Indicando con qmc la portata di combustibile bruciata, la potenza termica

generata nella camera di combustione, e cioè la potenza al focolare ϕfoc , risulta:

ϕfoc = qmc ·Hi

La combustione all'interno della caldaia è detta atmosferica, se si verifica a

pressione atmosferica e i fumi vengono evacuati per tiraggio naturale attraverso il

camino; è detta invece pressurizzata quando l'aria viene forzata all'interno della caldaia

mediante l'azione di un opportuno ventilatore. Una caratteristica molto importante di un

generatore di calore è rappresentata dal suo rendimento ηg, definito come rapporto tra

il flusso termico effettivamente trasferito al fluido ϕf , e quindi utilizzabile, ed il flusso

termico totale liberato dalla combustione nella caldaia ϕfoc. Risulta quindi:

ηg = ϕf / ϕfoc

Il flusso termico effettivamente trasferito al fluido ϕf dovrà, evidentemente, essere

sufficiente per coprire il totale fabbisogno termico dell’edificio.

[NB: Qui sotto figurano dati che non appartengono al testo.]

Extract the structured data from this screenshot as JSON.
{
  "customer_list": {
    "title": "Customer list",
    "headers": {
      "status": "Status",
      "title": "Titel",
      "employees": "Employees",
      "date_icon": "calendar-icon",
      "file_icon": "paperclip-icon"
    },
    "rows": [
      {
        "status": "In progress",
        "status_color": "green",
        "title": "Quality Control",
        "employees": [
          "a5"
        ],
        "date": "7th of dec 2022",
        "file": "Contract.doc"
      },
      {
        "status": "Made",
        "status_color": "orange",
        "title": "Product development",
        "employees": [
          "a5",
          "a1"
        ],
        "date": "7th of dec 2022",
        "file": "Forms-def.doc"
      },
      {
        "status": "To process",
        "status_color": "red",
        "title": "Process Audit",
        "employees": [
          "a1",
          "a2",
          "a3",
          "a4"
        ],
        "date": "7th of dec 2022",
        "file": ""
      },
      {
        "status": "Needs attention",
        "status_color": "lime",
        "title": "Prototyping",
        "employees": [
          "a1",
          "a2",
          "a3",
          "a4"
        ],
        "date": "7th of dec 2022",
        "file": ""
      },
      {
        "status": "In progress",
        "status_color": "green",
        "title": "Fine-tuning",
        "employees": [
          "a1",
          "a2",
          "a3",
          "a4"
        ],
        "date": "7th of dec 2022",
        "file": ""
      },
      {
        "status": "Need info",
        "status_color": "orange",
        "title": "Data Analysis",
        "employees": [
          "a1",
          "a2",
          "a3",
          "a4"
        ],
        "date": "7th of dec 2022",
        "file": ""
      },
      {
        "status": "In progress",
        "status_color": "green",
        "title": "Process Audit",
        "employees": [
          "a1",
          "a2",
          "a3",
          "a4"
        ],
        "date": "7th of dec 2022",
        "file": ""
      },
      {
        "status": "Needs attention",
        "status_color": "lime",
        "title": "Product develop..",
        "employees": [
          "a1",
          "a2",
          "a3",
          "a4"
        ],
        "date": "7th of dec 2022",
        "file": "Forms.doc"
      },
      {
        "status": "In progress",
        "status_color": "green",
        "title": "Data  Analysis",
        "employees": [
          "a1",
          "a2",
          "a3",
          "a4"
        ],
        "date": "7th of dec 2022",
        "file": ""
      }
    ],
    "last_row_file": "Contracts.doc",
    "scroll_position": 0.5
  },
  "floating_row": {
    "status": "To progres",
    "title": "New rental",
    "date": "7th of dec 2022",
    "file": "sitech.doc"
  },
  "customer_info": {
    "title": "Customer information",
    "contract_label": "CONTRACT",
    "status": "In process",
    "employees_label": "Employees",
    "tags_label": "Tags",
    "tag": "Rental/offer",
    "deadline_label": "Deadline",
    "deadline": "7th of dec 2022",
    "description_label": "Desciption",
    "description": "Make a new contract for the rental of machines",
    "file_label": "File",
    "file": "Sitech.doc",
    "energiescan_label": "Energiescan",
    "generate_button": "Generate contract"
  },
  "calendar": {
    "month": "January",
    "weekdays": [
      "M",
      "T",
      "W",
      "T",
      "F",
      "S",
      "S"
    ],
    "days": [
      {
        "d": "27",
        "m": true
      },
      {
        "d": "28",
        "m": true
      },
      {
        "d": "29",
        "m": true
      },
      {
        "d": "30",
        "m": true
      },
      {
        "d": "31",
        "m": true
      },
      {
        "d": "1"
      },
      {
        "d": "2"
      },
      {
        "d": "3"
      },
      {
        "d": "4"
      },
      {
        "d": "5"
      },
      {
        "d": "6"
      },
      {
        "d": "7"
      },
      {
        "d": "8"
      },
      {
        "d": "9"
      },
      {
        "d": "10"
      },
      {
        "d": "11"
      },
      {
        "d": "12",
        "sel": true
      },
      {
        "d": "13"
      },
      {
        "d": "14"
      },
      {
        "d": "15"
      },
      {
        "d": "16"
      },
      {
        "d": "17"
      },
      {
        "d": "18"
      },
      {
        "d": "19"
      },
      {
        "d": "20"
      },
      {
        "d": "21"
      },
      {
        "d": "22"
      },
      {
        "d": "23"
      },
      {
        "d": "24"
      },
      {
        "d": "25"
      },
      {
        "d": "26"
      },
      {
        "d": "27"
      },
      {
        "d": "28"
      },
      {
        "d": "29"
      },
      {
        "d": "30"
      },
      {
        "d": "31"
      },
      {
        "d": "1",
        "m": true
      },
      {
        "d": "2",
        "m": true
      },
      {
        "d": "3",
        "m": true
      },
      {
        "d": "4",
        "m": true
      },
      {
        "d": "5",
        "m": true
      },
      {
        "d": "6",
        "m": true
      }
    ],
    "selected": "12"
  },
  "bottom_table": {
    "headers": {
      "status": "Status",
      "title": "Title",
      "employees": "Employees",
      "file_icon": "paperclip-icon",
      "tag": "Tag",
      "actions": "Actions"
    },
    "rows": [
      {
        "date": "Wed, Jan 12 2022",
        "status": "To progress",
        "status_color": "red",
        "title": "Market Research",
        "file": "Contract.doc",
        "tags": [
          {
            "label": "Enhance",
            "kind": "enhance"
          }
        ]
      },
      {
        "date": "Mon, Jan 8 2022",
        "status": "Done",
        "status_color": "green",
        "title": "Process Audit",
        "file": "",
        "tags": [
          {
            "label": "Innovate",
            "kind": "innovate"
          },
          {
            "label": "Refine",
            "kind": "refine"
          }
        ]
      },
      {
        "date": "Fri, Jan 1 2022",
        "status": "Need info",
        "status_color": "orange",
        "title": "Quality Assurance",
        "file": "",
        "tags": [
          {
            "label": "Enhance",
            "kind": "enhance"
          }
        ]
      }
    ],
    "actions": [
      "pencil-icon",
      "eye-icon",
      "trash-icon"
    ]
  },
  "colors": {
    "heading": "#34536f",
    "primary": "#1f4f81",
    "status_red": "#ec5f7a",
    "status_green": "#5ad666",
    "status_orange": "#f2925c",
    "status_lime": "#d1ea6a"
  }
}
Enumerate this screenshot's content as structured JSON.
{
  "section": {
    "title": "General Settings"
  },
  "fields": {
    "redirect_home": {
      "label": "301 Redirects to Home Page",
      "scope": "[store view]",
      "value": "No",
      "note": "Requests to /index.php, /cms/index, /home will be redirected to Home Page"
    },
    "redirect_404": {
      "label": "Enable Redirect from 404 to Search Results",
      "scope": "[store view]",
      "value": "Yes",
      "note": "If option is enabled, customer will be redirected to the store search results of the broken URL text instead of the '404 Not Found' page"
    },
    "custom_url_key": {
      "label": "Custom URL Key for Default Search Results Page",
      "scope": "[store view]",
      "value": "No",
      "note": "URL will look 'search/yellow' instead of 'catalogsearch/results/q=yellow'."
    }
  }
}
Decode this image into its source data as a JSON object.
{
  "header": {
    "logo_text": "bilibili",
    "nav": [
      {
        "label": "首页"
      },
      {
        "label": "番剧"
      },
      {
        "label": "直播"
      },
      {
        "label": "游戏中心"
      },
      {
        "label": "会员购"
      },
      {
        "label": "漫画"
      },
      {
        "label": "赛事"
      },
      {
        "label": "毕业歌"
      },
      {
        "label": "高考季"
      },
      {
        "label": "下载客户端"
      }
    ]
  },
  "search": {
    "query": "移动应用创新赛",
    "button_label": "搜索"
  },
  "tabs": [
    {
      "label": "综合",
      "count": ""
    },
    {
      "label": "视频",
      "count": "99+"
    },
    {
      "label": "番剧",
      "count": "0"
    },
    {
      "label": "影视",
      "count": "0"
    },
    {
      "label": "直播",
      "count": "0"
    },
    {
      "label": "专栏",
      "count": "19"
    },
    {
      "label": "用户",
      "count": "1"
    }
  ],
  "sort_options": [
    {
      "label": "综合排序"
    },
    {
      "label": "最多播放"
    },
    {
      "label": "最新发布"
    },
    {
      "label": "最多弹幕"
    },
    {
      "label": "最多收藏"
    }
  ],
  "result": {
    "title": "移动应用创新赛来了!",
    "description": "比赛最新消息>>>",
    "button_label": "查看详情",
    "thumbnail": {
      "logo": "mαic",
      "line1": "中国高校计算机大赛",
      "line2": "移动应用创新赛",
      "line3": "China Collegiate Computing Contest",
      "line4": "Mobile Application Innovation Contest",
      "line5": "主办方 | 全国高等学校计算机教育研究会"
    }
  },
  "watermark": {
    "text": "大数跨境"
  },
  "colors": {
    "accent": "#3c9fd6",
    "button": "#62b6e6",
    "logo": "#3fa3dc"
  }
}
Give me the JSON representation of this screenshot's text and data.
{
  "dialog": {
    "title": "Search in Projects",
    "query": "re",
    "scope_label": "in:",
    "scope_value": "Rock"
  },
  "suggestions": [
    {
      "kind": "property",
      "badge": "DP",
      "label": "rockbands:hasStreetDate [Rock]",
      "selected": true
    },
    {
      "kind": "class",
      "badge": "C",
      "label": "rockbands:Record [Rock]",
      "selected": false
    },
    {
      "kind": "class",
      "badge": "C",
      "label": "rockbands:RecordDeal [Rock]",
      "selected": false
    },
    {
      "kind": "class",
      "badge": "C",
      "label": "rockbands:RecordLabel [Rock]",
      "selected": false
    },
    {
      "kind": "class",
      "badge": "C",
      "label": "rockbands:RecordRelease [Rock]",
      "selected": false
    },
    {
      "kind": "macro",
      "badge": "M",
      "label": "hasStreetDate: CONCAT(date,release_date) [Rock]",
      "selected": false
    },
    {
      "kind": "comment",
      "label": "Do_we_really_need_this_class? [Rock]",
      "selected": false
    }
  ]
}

E’ opportuno osservare che il rendimento ηg assume valori elevati (dell'ordine di

circa 0.9) solo in condizioni di un funzionamento a regime del generatore. Il

rendimento medio nella stagione di riscaldamento risulta, in genere, notevolmente

inferiore a causa di numerosi fattori, tra i quali particolare importanza riveste il carico

medio cui è sottoposto come rappresentato indicativamente in figura.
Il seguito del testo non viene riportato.